Furthermore, how does this related to the $H^s$ spaces and their duals?
\begin{align} H^s & = \left\{ \, u \in L^2(\mathbb R^n) : (1 + |\xi|^2)^{s/2} \hat u(\xi) \in L^2(\mathbb R^n) \, \right\} \\ & = \left\{ \, u \in L^2(\mathbb R^n) : D^\alpha(u) \in L^2(\mathbb R^n) \text{ where } |\alpha| < s \, \right\} \end{align}
Thanks for the help. I'm lost.
Recall that every tempered distribution has a Fourier transform defined by $$ <\hat{T},\varphi> = <T,\hat{\varphi}>. $$ Similarly, we can define the inverse Fourier transform of any tempered distribution. Consequently, it suffices to prove that your "transformed" function $\hat{S}$ is a tempered distribution.

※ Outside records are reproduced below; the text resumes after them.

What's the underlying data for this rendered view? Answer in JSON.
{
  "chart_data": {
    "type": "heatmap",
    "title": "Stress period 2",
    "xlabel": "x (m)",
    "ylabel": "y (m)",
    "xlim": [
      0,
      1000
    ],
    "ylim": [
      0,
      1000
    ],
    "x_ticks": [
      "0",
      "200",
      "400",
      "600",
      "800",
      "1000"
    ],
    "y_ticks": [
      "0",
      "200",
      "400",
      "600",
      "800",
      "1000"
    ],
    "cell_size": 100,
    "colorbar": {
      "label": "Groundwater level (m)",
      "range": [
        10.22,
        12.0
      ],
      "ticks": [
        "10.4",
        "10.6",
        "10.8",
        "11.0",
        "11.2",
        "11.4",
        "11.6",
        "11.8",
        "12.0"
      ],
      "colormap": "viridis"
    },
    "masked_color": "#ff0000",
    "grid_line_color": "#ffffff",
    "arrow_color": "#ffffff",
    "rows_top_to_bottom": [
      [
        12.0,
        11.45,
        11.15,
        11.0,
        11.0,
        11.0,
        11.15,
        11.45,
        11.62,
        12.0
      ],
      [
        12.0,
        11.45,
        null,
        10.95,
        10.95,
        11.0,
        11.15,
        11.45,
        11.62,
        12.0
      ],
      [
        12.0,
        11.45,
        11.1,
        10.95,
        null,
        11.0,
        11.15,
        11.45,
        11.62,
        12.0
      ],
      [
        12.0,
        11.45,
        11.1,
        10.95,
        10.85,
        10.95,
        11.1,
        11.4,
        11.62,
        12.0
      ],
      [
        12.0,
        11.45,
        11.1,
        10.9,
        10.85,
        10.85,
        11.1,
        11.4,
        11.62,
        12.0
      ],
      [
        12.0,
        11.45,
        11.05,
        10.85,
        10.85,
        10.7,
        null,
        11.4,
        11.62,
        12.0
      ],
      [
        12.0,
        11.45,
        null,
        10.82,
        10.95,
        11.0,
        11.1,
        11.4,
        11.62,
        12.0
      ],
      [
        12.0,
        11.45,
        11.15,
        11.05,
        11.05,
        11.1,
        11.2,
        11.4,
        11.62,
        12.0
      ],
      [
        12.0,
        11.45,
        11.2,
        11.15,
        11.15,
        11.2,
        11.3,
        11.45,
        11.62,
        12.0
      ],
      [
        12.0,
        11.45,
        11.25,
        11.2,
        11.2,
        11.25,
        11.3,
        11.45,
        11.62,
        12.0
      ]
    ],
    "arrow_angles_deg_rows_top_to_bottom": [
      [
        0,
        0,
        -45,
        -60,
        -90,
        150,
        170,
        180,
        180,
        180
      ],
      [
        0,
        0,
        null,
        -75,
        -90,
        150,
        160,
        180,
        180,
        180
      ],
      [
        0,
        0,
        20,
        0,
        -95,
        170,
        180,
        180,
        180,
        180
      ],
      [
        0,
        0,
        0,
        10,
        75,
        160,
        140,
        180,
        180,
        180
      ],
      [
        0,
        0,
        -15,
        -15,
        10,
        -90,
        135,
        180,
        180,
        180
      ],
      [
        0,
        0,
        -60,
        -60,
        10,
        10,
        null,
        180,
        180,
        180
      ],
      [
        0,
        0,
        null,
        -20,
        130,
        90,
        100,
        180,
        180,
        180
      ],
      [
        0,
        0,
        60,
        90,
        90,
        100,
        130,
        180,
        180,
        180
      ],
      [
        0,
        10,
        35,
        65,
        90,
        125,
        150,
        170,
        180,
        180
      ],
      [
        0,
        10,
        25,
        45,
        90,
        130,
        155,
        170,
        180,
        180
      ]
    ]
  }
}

Since it is actually a smooth and bounded function its action as a tempered distribution is just integration, i.e. it's the map $T_t$ given by $$ <T_t,\psi> = \int_{\mathbb{R}^n} \hat{S}(\xi,t) \psi(\xi) d\xi, $$ which it's not too hard to show is actually a tempered distribution. Once you have this then you can just do your computation to get the formula for the action of $S$, the inverse Fourier transform.